January 8th. We’re well into our cloud storage upgrade started just before Christmas – upgrading all Ceph storage servers and Proxmox compute nodes to 40Gbit InfiniBand, and adding extra replication storage pools.
Virtual Machines on the new storage are already performing better than the last generation of Proxmox/KVM VM’s, with improvements only set to get better the more disk rows get upgraded. We’re now upgrading SSD cache’s so each “row” of spinny disks gets a new Enterprise-SSD based journal/cache, further enhancing performance.
Storage is spread across 10 HPE servers running Ceph (a mixture of DL360 and DL380 hosts), each connected by dual InfiniBand (active/backup) with a line speed of 40Gbit.
All that said, we did have a problem this afternoon when we swapped a disk in the array. The server didn’t acknowledge the slot was now empty before the new disk was inserted (something we’ve done successfully countless times before!), when the new disk was inserted the volume went to a degraded state requiring human intervention. A small handful of VM’s were affected. We’re still trying to work out why this time the server didn’t release the slot, but a reboot of the storage node caused the SAS bus to rescan, and all disks were picked up again OK. We know how it happened, so we can plan around it next time.

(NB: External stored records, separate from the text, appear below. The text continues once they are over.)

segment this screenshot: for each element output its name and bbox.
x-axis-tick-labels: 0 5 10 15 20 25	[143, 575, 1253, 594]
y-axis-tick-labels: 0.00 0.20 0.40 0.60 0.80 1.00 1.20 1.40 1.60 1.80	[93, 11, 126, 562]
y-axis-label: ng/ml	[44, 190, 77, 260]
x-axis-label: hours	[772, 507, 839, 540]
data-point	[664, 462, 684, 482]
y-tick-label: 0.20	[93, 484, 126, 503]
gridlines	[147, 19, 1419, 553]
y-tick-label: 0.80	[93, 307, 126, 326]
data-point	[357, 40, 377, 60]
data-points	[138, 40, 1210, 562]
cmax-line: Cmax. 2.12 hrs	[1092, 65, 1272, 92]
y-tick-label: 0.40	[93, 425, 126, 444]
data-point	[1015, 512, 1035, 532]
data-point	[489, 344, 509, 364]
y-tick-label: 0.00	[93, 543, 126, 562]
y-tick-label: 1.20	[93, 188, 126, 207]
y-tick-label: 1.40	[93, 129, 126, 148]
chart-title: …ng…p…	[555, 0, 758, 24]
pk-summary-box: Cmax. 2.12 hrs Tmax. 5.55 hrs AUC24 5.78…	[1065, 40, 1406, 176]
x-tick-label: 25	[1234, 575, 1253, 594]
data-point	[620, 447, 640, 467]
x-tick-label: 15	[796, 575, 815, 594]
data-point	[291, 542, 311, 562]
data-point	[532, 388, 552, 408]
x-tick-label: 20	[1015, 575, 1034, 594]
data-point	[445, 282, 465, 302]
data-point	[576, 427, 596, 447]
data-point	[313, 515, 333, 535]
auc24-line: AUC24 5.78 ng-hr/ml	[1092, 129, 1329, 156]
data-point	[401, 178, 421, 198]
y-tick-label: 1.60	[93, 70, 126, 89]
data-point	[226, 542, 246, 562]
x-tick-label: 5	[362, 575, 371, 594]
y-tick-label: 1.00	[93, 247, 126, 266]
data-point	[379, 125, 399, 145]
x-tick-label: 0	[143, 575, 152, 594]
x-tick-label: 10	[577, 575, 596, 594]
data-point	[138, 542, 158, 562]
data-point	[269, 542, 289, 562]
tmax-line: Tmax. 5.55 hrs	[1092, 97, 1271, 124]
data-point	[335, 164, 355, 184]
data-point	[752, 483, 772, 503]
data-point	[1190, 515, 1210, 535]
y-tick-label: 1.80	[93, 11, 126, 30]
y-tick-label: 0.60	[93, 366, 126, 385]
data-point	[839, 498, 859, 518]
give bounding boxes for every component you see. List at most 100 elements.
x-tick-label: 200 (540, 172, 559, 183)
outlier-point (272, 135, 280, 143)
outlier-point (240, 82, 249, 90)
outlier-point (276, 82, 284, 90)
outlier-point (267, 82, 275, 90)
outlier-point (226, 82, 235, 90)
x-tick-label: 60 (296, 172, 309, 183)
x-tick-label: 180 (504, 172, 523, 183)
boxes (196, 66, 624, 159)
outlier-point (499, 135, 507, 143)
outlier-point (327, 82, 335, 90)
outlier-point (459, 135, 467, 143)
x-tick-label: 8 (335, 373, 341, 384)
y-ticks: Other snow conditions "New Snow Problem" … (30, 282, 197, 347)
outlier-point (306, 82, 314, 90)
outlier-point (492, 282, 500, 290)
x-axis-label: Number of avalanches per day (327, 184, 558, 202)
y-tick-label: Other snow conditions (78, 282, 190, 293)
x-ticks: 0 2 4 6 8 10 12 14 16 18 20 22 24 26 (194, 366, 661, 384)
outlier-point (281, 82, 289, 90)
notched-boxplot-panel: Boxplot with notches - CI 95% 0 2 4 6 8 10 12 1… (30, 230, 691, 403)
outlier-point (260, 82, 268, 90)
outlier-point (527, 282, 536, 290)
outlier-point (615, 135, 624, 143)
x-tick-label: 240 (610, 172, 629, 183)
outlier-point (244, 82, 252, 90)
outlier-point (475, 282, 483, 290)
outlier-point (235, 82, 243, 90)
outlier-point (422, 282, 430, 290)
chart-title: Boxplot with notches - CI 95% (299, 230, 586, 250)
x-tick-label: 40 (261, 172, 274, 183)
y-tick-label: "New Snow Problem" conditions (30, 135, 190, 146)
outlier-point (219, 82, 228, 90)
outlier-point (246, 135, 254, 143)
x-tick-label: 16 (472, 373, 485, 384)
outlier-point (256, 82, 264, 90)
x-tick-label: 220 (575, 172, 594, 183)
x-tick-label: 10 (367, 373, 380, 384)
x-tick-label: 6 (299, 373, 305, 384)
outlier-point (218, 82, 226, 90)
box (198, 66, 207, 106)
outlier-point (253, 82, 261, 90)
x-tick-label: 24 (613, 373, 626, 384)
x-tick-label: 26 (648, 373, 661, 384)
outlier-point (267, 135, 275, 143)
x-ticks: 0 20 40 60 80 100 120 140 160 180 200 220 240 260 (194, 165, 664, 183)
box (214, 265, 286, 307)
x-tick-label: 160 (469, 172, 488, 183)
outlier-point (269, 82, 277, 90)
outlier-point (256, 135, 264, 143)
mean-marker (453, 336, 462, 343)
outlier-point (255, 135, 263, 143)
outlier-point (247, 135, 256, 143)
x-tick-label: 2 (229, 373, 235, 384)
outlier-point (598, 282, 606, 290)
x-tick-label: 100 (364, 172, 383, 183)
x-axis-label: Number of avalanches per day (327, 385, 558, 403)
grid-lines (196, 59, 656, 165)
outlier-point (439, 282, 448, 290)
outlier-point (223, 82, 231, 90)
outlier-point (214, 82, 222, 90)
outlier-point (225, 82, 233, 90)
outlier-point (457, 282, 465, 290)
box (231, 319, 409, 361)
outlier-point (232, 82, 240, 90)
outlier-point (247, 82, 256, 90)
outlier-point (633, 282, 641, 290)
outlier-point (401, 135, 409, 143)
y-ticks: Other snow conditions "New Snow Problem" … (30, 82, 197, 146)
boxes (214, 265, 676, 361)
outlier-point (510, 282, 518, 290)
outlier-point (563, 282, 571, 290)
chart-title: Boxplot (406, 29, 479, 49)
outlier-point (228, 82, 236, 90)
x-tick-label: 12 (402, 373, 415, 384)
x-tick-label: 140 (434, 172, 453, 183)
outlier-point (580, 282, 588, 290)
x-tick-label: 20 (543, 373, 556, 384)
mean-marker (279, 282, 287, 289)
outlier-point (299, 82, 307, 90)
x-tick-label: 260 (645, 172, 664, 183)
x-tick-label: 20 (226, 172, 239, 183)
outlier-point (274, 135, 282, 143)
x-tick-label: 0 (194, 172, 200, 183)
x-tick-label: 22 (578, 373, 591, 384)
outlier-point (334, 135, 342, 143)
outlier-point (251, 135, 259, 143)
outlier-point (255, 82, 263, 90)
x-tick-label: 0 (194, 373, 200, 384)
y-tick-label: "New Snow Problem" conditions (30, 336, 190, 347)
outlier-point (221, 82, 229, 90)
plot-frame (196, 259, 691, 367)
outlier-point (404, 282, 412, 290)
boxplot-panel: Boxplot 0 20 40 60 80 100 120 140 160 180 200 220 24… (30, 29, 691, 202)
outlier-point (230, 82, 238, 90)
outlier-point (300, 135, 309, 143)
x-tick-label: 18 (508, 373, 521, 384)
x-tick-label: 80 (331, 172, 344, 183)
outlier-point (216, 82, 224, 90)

Our Ceph storage array has “rows” dedicated to general/dedicated/cache roles, comprising of a mixture of SATA/SAS and SSD storage disks. All customer data is spread across multiple physical servers for data redundancy, and customers with dedicated storage pools (private cloud storage) get their own rows and journals, physically separate to other data.
Ceph is expandable well beyond the multi-petabyte level. Currently ours so far is at just over 60TB, we have along way to go!